In three weeks, the small bags go from a light and fluffy concoction to a dense, brick-like mass in which you can see the white mycelium, or vegetative part of the fungus, taking shape. At this point, the bags are resealed and placed into brown cardboard boxes where they remain dormant until the customer opens them. Once exposed to water (via misting) and light, the kits produce 1 1/2 pounds of oyster mushrooms.
But what to do with the company's waste byproduct?
As Arora put it: "What did two naïve entrepreneurs do who really didn't know what to do? We put it on Craigslist."
Within two weeks, they had a two-month back order on what proved to be a premium soil amendment that they now market as well.
Max Cadji, right, and Toveo Hill, far left, of Phat Beets Produce help Back to the Roots founders and employees spread their premium soil amendment at Dover Street Park in Oakland.
In the spirit of nourishing the community that has supported them, Back to the Roots donates soil amendment and mushroom kits to a wide variety of schools, organizations and community gardens—such as the one at Dover Street Park in Oakland, a few blocks from their warehouse, where 35 fruit trees blossom every spring and a variety of vegetables grow.

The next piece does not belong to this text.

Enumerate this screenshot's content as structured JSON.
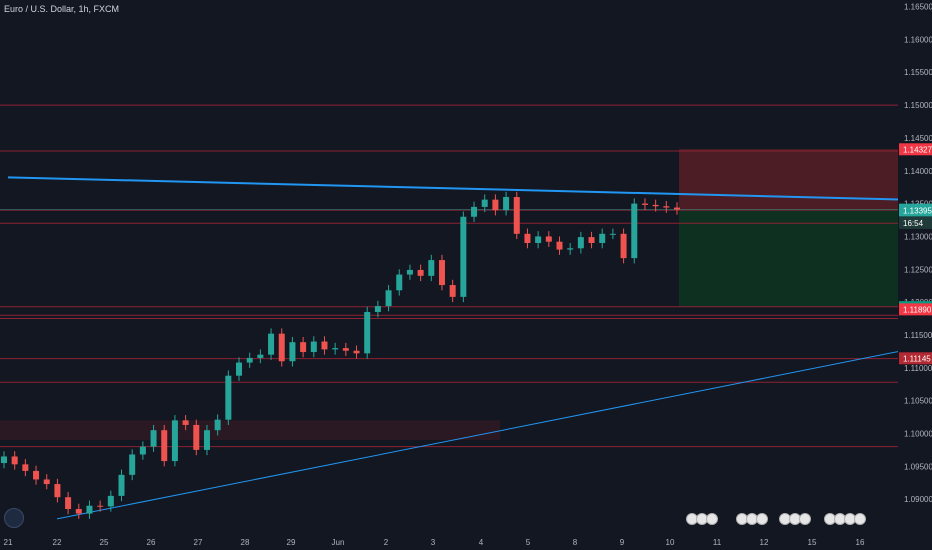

"We are trying to bring fresh produce to the community of Oakland," said Toveo Hill, a youth coordinator with Phat Beets Produce, a group that helps bring fresh produce to those in need (www.phatbeetsproduce.org).
"Families can come by and leave with a bag of groceries," added Max Cadji, another leader of Phat Beets.
In addition to providing local families with food, the Back to the Roots entrepreneurial experience has provided jobs to about two dozen people and given Arora and Velez a new appreciation for agriculture.
"You are making tangible products, tangible goods. It is very real," Velez said. "There is something that is being produced by someone, hands are touching it and jobs are being created. That is very, very exciting."
Ross adds that after 20 years of teaching thousands of students, it's rewarding to watch Arora and Velez follow their passion.
"These two guys really stand out as people who will make a difference," the professor said.
Mushrooms in three steps
The Back to the Roots mushroom kit is ready to harvest 10 days after initiating mushroom growth in the following three steps.
Step 1: Mushrooms thrive indoors and away from direct sunlight. Opening the box and cutting into the soil bag exposes the mixture to light and shocks the mushrooms.
Step 2: Misting twice a day serves as the second shock to the mushrooms—a signal to wake up and start growing.
Step 3: Repeating the process on the opposite side of the box will yield a total harvest of about 1 1/2 pounds of oyster mushrooms.